Despite receiving warnings from the fire department and the police, the woman continued to make emergency calls. Eventually, the fire department filed a complaint with the police on 20 June, which led to her arrest.
Nearly 1.5 million people are estimated to be suffering from loneliness in Japan. The situation was exacerbated by the Covid pandemic, which forced countries to confine people within their homes.

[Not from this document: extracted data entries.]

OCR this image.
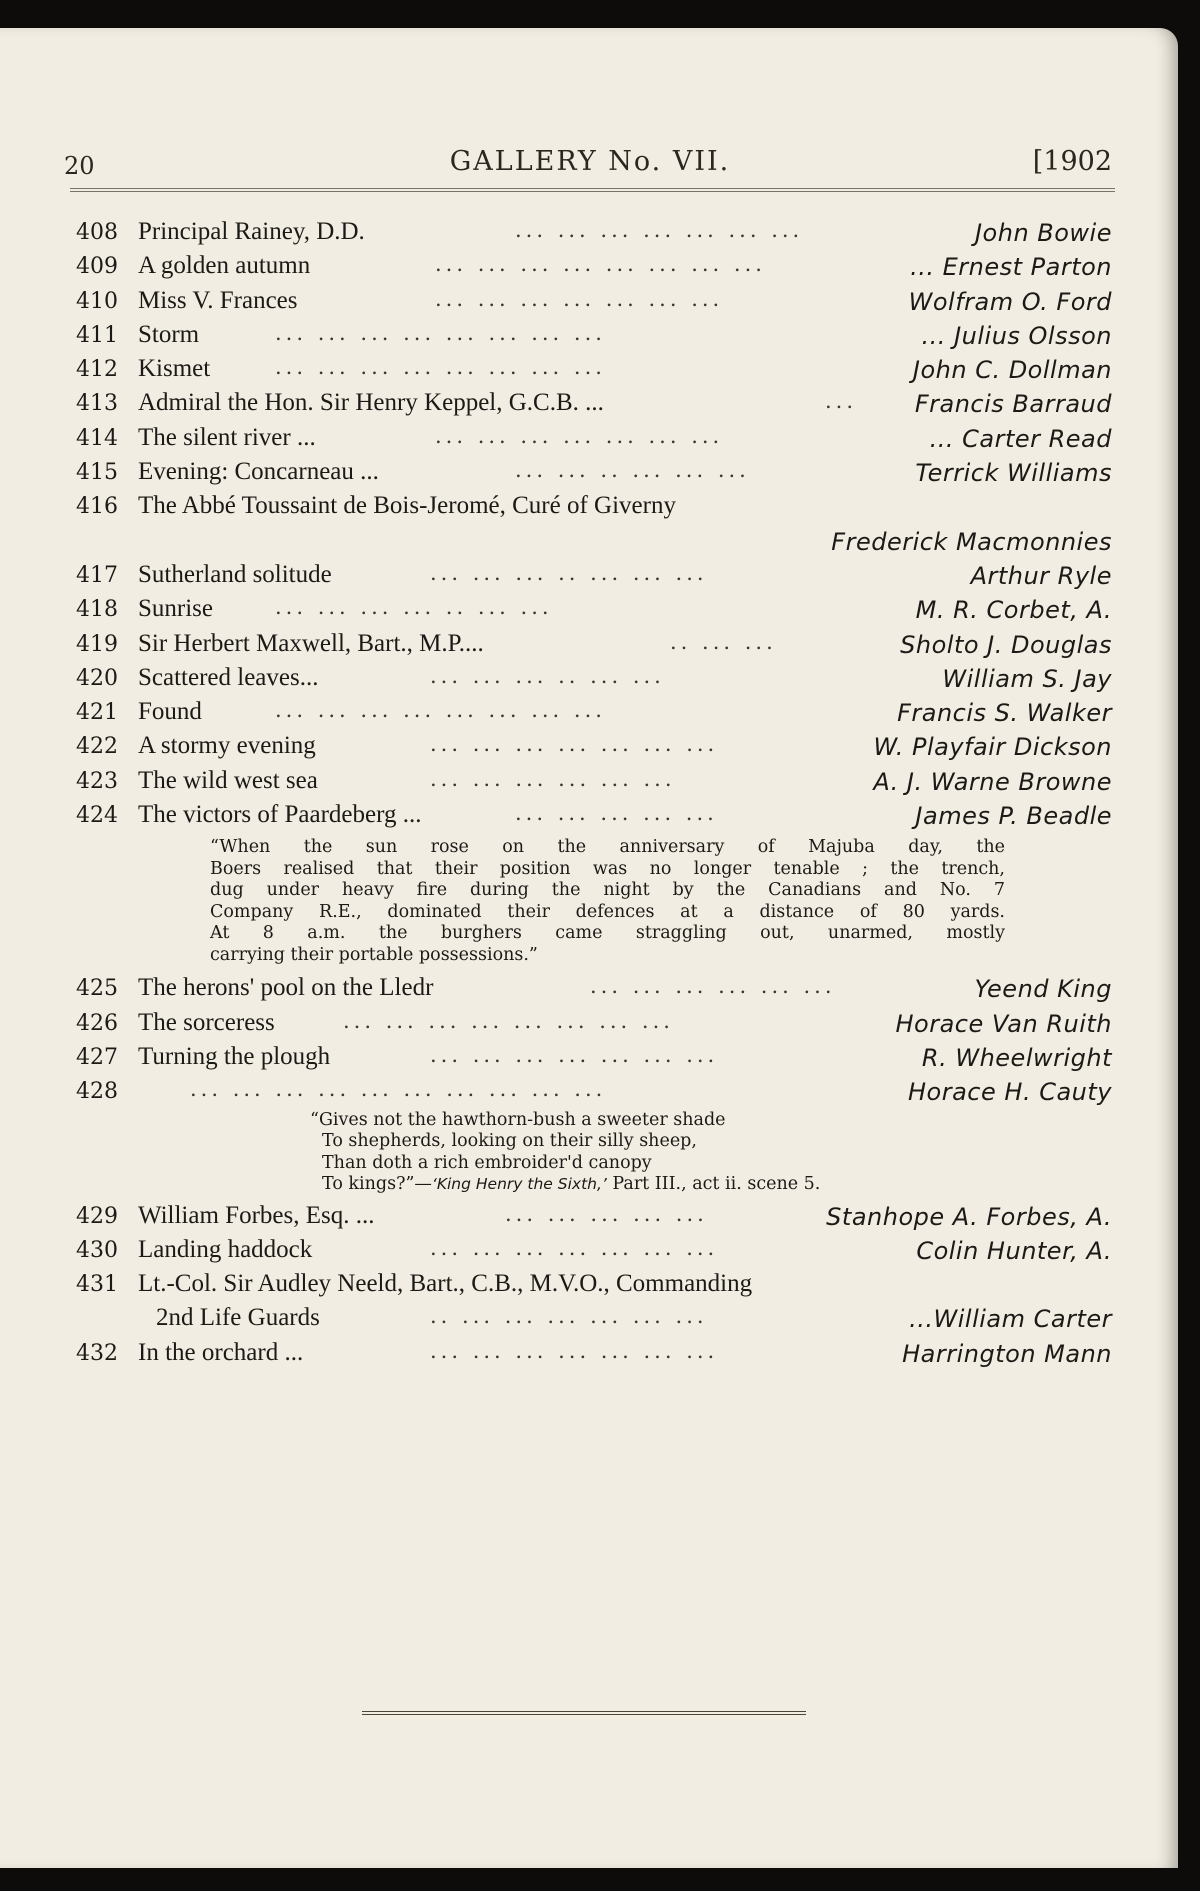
20	GALLERY No. VII.	[1902
408 Principal Rainey, D.D.	... ... ... ... ... ... ...	John Bowie
409 A golden autumn	... ... ... ... ... ... ... ...	... Ernest Parton
410 Miss V. Frances	... ... ... ... ... ... ...	Wolfram O. Ford
411 Storm	... ... ... ... ... ... ... ...	... Julius Olsson
412 Kismet	... ... ... ... ... ... ... ...	John C. Dollman
413 Admiral the Hon. Sir Henry Keppel, G.C.B. ...	... Francis Barraud
414 The silent river ...	... ... ... ... ... ... ...	... Carter Read
415 Evening: Concarneau ...	... ... .. ... ... ...	Terrick Williams
416 The Abbé Toussaint de Bois-Jeromé, Curé of Giverny
Frederick Macmonnies
417 Sutherland solitude	... ... ... .. ... ... ...	Arthur Ryle
418 Sunrise	... ... ... ... .. ... ...	M. R. Corbet, A.
419 Sir Herbert Maxwell, Bart., M.P....	.. ... ...	Sholto J. Douglas
420 Scattered leaves...	... ... ... .. ... ...	William S. Jay
421 Found	... ... ... ... ... ... ... ...	Francis S. Walker
422 A stormy evening	... ... ... ... ... ... ...	W. Playfair Dickson
423 The wild west sea	... ... ... ... ... ...	A. J. Warne Browne
424 The victors of Paardeberg ...	... ... ... ... ...	James P. Beadle
“When the sun rose on the anniversary of Majuba day, the
Boers realised that their position was no longer tenable ; the trench,
dug under heavy fire during the night by the Canadians and No. 7
Company R.E., dominated their defences at a distance of 80 yards.
At 8 a.m. the burghers came straggling out, unarmed, mostly
carrying their portable possessions.”
425 The herons' pool on the Lledr	... ... ... ... ... ...	Yeend King
426 The sorceress	... ... ... ... ... ... ... ...	Horace Van Ruith
427 Turning the plough	... ... ... ... ... ... ...	R. Wheelwright
428	... ... ... ... ... ... ... ... ... ...	Horace H. Cauty
“Gives not the hawthorn-bush a sweeter shade
To shepherds, looking on their silly sheep,
Than doth a rich embroider'd canopy
To kings?”—‘King Henry the Sixth,’ Part III., act ii. scene 5.
429 William Forbes, Esq. ...	... ... ... ... ...	Stanhope A. Forbes, A.
430 Landing haddock	... ... ... ... ... ... ...	Colin Hunter, A.
431 Lt.-Col. Sir Audley Neeld, Bart., C.B., M.V.O., Commanding
2nd Life Guards	.. ... ... ... ... ... ...	...William Carter
432 In the orchard ...	... ... ... ... ... ... ...	Harrington Mann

A survey conducted by Japan’s children and families agency in November found that roughly 2 per cent of respondents aged between 15 and 64 identified as hikikomori, a term that refers to people who have withdrawn from social contact.
In February 2021, Japan appointed Tetsushi Sakamoto as the minister of loneliness in an effort to deal with the effects of the pandemic on social seclusion.
“Women are suffering from isolation more [than men], and the number of suicides is on a rising trend,” the prime minister at the time, Yoshihide Suga, told Mr Sakamoto when he announced the new role.
“I hope you will identify problems and promote policy measures comprehensively,” Mr Suga said, according to the Japan Times.
In 2013, a 44-year-old woman was arrested in Japan for calling the police more than 15,000 times over a six-month period. Authorities visited the woman’s home nearly 60 times before arresting her.